ClickCease Medical study says malpractice is 3rd-highest cause of death

Medical study says malpractice is 3rd-highest cause of death

Think medical malpractice isn’t a serious health crisis in this country? A bold new study from Johns Hopkins Medicine suggests it kills more people in the U.S. each year than just about every major disease. But you would not know it from the death certificates issued by negligent doctors.

According to NPR, the Johns Hopkins study estimates that more than 250,000 Americans are killed by medical malpractice each year. The U.S. Centers of Disease Control and Prevention lists just two things more deadly: heart disease and cancer, which took around 600,000 lives each in 2014. The difference, of course, is that medical mistakes are largely preventable.

But when a patient dies as the result of a medical professional’s error, the CDC only lists his or her “underlying cause of death,” which to the agency is the condition that caused the patient to seek treatment in the first place. The CDC does allow doctors to list medical errors on death certificates.

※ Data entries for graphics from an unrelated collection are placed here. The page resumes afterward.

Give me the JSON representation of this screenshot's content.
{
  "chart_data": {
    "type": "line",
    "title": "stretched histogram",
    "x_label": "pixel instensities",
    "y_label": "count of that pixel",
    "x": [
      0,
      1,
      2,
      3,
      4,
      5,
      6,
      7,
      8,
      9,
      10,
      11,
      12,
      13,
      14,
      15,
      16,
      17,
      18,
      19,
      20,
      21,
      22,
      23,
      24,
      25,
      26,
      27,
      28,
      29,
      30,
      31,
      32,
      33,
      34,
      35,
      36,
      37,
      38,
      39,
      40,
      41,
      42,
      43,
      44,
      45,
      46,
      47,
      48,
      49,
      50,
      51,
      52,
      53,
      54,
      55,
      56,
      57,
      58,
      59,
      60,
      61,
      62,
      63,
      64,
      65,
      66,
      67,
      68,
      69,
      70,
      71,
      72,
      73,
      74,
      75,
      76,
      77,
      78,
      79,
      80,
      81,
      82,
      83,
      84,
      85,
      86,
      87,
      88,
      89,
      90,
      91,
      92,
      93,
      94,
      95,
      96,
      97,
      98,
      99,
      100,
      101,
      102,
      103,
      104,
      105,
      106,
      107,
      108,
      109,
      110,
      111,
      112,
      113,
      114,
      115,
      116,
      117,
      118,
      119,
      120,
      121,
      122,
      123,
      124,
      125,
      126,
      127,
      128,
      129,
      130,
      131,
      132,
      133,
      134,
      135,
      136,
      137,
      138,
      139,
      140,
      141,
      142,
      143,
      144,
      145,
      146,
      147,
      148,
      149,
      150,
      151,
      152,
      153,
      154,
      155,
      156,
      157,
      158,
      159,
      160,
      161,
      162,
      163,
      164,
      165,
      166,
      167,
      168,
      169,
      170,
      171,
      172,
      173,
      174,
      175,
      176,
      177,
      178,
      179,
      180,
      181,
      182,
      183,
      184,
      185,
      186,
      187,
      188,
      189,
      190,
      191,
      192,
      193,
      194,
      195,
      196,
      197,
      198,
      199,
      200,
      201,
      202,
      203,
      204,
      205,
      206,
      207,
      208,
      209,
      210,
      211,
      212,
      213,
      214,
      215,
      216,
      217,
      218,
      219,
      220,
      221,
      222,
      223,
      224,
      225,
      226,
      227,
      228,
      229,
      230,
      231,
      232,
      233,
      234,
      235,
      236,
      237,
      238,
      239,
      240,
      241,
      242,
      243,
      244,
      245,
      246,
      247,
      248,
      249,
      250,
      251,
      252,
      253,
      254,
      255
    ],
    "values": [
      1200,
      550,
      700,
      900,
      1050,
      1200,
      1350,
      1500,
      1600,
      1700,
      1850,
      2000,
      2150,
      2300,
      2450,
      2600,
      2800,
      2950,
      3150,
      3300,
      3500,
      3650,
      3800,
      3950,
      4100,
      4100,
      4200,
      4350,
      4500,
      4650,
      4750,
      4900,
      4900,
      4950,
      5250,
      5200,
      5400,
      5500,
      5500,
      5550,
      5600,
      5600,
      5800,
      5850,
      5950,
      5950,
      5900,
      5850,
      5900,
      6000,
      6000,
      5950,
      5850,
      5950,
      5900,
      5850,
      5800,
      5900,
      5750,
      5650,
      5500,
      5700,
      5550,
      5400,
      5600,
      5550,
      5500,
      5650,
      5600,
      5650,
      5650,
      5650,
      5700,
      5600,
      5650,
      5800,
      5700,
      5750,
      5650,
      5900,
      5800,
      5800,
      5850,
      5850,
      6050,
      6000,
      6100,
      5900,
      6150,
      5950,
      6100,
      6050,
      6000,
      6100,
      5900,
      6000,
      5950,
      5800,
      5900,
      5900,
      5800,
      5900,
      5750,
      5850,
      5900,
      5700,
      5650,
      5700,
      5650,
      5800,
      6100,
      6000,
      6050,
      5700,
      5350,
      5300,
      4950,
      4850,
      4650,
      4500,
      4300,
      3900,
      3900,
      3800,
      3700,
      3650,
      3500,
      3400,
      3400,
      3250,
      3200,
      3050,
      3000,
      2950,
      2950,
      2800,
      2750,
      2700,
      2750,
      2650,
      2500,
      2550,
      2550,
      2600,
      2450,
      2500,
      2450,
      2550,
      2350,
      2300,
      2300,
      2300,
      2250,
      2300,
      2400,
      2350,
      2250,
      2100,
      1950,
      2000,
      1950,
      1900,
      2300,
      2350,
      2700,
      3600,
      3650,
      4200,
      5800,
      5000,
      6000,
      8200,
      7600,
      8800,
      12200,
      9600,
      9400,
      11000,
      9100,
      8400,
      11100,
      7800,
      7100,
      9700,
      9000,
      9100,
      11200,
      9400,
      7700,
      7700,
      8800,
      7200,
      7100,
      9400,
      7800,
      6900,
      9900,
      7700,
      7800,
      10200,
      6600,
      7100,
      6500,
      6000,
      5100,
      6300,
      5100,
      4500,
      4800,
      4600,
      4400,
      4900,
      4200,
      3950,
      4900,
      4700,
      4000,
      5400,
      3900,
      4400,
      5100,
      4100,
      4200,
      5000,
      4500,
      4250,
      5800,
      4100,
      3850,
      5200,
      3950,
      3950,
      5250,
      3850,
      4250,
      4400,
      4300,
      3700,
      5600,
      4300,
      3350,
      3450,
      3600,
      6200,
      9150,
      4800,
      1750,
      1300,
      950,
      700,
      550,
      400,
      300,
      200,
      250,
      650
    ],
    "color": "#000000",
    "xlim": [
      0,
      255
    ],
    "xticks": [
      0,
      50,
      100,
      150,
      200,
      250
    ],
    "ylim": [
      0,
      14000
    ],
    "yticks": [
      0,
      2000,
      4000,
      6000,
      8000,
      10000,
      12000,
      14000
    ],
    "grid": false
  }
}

The Johns Hopkins researchers behind the study urges changes in death certificates to make it more clear when malpractice contributes to a patient’s death. In response, an official with the CDC defended his agency’s process, saying that adherence to international guidelines is necessary to accurately compare death statistics with other countries.

It would seem that mislabeling the cause of death would make the U.S. numbers less accurate, not more “consistent.” We will see if this study leads to a movement calling for more explicit reference to medical errors, when applicable.